Ocorreram duas tragédias próximas uma da outra nessas cidades. Em Mariana, no estado de Minas Gerais, uma barragem da mineradora Samarco se rompeu e destruiu tudo que encontrou pela frente, inclusive dois vilarejos. Matou 7 pessoas e mais uma dezena continua desaparecida e talvez essas vítimas não tenham o sagrado direito de serem sepultadas.
Em Paris, ataques terroristas atribuídos e assumidos pelo Estado Islâmico mataram mais de cem pessoas e comoveram o mundo, incluindo os brasileiros.
Pelos franceses, foi uma comoção total. As páginas do Facebook foram cobertas com as cores e a bandeira da França. Houve uma reação crítica e imediata a essa diferença de tratamento.
A tragédia em Mariana fora anterior e não teve alcance mundial. Primeiro, por se tratar de rotina; depois, porque não foi praticada por terroristas. Nenhuma campanha, nenhum minuto de silêncio nas partidas de futebol, nada foi visto, além do noticiário superficial, narrativo e rotineiro na mídia em geral. O que se viu foi um silêncio “ensurdecedor”, como se nada tivesse acontecido.

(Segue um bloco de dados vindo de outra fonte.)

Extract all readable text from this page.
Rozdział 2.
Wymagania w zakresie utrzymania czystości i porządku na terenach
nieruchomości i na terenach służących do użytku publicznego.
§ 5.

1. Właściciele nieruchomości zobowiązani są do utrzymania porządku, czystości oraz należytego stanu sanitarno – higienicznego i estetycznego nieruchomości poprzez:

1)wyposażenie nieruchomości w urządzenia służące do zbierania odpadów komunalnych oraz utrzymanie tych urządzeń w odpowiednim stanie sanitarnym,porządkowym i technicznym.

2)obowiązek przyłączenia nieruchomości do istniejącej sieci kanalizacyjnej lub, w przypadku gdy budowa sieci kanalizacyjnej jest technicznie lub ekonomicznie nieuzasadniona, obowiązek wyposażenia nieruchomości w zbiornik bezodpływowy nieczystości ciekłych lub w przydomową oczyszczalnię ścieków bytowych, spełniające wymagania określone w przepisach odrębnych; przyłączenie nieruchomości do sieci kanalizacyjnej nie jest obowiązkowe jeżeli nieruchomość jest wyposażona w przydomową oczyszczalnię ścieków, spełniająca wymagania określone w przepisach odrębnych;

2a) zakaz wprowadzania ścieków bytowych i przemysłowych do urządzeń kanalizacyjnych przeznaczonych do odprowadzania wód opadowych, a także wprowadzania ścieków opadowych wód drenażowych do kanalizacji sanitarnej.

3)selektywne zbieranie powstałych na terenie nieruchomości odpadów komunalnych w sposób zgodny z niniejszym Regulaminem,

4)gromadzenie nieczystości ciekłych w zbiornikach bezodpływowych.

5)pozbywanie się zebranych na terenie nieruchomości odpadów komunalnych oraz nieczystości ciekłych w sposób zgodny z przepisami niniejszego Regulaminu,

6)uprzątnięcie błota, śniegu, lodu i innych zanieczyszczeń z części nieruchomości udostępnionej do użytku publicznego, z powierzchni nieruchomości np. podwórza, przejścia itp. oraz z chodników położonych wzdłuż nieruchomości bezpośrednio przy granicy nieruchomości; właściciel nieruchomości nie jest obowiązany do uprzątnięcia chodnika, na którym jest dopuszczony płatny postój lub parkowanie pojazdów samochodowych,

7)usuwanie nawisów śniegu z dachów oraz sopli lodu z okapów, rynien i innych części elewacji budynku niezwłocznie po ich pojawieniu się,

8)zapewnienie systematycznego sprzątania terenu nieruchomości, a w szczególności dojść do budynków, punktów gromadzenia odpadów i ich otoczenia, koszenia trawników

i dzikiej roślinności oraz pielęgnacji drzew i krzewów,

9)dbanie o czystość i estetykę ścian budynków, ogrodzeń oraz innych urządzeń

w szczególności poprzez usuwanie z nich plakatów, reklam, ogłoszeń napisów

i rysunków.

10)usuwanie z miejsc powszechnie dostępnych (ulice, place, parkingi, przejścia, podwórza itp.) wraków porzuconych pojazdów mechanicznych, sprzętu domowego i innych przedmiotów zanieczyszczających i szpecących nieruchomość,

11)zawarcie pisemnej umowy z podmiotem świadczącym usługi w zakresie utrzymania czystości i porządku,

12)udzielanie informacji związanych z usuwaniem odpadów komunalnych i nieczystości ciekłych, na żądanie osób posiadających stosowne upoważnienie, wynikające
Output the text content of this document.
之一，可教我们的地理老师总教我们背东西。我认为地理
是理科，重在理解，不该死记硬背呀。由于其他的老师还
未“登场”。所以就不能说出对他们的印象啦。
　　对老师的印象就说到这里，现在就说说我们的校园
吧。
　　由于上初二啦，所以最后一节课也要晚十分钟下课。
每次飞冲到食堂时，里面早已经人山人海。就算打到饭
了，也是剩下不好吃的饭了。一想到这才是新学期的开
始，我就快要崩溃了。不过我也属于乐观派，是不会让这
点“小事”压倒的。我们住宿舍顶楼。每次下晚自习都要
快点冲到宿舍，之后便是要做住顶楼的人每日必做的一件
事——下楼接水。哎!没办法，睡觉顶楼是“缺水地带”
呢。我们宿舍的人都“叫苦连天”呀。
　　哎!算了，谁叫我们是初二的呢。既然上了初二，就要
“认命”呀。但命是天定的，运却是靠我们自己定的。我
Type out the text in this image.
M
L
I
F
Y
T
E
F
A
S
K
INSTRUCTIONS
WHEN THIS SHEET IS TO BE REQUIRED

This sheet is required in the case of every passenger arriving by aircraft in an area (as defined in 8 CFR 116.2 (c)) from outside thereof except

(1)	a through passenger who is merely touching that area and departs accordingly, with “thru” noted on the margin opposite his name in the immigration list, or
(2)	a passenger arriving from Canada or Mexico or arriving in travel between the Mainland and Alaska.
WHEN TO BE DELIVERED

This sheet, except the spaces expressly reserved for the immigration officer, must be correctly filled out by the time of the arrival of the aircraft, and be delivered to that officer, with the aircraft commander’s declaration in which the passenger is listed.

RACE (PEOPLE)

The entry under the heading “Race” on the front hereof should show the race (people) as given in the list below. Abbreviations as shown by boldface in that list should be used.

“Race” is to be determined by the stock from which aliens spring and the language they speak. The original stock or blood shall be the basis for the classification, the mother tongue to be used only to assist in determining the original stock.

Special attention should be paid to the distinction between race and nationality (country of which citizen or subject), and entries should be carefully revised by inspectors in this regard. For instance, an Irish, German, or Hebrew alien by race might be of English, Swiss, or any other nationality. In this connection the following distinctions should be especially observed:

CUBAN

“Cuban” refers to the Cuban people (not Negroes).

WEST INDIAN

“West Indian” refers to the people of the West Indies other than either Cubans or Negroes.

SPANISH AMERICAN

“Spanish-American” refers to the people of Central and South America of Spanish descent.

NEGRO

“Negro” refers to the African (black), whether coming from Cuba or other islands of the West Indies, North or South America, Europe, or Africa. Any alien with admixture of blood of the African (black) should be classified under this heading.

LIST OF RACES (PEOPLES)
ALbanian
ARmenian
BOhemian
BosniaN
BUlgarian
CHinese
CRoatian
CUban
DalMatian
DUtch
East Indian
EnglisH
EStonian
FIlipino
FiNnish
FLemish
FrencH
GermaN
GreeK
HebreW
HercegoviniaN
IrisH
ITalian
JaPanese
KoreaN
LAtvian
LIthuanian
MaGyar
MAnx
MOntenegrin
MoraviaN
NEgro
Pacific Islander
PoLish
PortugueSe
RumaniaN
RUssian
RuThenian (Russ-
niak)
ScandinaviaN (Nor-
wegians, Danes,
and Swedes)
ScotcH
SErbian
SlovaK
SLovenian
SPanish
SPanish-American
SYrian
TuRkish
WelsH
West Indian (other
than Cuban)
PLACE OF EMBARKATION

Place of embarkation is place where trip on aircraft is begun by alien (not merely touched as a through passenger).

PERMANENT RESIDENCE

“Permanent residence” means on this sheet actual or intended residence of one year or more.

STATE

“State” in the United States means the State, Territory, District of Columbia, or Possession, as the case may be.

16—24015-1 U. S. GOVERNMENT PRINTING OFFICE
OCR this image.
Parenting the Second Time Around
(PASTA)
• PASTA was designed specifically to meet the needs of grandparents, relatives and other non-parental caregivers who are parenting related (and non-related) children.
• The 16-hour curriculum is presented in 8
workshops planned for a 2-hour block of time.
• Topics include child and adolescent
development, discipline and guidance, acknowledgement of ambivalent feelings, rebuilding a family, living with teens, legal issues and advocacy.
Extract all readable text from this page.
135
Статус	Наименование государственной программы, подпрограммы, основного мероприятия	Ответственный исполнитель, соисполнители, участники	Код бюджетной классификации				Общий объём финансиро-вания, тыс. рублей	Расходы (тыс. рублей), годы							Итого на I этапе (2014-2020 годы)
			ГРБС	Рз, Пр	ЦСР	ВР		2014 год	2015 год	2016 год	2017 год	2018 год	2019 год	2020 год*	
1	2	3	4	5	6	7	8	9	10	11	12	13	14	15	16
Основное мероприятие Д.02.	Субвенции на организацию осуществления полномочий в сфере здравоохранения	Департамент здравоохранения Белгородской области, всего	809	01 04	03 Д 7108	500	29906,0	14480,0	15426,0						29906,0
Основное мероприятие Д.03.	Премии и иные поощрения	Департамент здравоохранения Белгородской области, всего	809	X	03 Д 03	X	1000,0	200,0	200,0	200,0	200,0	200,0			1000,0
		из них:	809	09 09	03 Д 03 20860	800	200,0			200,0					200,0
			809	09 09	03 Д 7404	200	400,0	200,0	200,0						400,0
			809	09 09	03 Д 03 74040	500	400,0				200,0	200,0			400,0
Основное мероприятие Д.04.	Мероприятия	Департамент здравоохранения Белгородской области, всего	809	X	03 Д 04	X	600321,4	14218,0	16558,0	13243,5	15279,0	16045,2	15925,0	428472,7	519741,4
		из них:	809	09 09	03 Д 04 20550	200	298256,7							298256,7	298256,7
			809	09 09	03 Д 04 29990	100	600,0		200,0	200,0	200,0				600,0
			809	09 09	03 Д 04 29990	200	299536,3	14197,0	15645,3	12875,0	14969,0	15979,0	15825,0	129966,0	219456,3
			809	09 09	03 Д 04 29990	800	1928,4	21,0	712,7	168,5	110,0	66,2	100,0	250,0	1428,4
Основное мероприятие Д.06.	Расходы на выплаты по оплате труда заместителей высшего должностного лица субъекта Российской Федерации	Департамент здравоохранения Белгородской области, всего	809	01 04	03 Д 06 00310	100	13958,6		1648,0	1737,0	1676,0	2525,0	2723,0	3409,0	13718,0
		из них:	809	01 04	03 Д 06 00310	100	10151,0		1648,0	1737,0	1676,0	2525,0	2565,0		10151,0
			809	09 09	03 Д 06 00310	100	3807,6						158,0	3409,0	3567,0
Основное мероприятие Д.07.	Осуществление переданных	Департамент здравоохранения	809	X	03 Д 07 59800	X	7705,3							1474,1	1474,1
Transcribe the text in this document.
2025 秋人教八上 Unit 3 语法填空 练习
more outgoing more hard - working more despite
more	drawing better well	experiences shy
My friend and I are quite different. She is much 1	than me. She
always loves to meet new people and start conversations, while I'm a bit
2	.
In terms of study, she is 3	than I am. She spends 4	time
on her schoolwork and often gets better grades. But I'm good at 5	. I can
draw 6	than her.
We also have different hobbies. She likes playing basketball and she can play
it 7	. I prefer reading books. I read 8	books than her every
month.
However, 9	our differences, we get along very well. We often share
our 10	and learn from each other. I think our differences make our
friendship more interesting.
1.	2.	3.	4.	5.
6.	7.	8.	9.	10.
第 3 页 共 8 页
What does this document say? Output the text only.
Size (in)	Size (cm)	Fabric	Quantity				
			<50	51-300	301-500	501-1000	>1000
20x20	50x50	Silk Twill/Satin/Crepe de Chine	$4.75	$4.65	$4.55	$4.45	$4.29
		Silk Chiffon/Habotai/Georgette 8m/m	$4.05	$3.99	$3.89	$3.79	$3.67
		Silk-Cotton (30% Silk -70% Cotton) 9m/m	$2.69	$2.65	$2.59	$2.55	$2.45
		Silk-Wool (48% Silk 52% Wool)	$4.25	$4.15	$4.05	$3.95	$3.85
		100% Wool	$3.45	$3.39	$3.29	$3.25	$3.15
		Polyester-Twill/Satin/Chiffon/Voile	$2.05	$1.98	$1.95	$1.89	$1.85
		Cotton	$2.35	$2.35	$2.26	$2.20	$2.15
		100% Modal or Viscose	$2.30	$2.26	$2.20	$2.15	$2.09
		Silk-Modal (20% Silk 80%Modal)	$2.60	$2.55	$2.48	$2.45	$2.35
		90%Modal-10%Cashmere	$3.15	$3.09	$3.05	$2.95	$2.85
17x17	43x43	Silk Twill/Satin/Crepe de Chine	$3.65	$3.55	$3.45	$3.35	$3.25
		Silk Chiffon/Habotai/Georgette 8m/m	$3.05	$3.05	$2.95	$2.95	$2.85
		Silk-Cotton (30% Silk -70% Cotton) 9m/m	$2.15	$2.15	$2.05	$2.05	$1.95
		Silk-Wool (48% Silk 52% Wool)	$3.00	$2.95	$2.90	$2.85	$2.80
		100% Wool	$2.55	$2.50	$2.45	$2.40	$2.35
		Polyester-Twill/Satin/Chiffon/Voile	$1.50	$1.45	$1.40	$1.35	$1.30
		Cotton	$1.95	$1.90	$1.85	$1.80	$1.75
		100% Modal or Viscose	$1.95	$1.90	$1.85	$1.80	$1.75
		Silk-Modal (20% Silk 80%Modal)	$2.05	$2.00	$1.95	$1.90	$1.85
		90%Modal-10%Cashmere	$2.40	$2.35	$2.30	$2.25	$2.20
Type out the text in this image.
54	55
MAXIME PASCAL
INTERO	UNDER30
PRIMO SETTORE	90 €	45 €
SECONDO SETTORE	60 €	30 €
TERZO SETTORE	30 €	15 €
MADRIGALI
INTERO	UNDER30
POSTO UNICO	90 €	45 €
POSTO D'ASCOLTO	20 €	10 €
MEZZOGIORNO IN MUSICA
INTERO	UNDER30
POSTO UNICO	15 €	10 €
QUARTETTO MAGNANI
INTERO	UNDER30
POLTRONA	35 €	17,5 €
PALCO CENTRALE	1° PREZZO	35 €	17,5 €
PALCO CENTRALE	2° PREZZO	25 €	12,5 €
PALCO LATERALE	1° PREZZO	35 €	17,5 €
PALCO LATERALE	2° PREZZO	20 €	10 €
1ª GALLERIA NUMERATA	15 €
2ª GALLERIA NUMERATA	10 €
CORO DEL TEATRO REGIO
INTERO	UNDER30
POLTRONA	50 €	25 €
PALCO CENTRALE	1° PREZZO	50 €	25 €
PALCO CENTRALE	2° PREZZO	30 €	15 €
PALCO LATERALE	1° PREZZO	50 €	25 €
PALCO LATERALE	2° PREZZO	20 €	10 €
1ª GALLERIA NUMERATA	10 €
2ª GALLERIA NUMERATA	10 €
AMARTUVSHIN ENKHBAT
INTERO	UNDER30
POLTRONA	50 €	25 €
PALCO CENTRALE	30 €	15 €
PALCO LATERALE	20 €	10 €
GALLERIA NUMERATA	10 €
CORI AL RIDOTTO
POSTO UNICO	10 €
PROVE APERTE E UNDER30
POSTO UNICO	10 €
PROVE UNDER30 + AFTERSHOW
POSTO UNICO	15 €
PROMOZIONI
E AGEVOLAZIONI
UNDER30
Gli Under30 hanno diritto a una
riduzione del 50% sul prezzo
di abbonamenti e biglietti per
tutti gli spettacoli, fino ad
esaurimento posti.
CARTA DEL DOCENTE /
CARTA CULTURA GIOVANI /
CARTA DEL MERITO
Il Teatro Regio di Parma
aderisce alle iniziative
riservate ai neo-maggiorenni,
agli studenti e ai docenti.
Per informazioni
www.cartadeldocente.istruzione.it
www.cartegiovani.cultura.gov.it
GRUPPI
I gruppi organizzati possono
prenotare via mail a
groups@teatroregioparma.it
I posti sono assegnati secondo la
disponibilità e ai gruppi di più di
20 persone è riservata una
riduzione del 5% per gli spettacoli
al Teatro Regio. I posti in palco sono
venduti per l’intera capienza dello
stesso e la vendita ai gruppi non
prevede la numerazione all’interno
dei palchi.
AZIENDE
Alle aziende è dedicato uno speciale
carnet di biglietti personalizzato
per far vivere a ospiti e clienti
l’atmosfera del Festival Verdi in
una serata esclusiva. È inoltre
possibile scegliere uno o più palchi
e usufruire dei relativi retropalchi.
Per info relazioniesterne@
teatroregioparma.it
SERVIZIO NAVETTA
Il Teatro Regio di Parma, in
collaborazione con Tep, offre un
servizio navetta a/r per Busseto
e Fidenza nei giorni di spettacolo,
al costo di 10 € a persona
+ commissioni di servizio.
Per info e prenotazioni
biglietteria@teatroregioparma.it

Os críticos cometeram o mesmo erro da imprensa. Lembraram de Mariana por causa de Paris. Se fosse pela quantidade de vítimas francesas, precisariam ter lembrado que, na sexta-feira do massacre, outra “Paris” de brasileiros pode ter sido assassinada aqui. Mantida a média anual de 50.000 assassinatos, 136 brasileiros podem ter sido trucidados sem assustar ninguém, com sói, por se tratar de outra rotina banal nossa.
Só sociólogos e outros profissionais poderiam explicar a comoção que causaram os mortos franceses e nenhuma palha movida contra a carnificina brasileira diária. Depois, os mesmos profissionais poderiam dar um sentido técnico sobre aqueles insurgentes aos franco-brasileiros que coloriram suas páginas em defesa do país europeu.
Só citaria alguns casos sem solução até hoje por essas bandas, sem qualquer movimentação por um desfecho. O do assassinato do ex-prefeito de Santo André, Celso Daniel, que, após 14 anos, continua sem julgamento de alguns investigados. O da boate Kiss, no qual 241 foram sapecados vivos e continua sem culpados.
Há semelhanças entre os dois casos apenas pela falta de ações preventivas. Se a guerra tivesse sido declarada previamente pela França teria evitado a morte de mais de cem pessoas. Já não seria imaginável uma fiscalização séria que pudesse ter evitado o caos da Samarco.
A diferença após as tragédias é que na França há reação pela população e medidas de fato; aqui, só desculpas. Não apareceu ainda quem é o órgão ou governo responsável pela fiscalização das barragens. Cada um faz cara de desentendido e só atribui culpa à empresa. Fosse assim seria pior do que a negligência gritante na fiscalização. Não se pode imaginar que algo da dimensão de uma barragem daquele porte surgisse e se mantivesse clandestinamente sem nenhuma interferência governamental. Ainda que nessa terra de ninguém!
De concreto só um decreto federal incluindo o rompimento de barragens dentre os “desastres naturais”. Deve ser pioneiro o desastre natural de uma obra cem por cento do homem. Caso seja configurado crime ambiental ou os responsáveis enquadrados em crime doloso eventual, qualquer norma que não venha do Congresso Nacional não tem nenhuma eficácia, nenhuma validade.
Comparado ao sangue dos brasileiros assassinados anualmente, o dos franceses seria uma gota no oceano. Já os solidários de Facebook deveriam colocar um fio de sangue escorrendo sobre a bandeira brasileira nas suas páginas em solidariedade aos mais de cem assassinatos do nosso dia a dia.
Resta dizer aos críticos contumazes de quem se vestiu de francês que eles também não cobriram suas páginas com as cores de Minas Gerais nem de Mariana.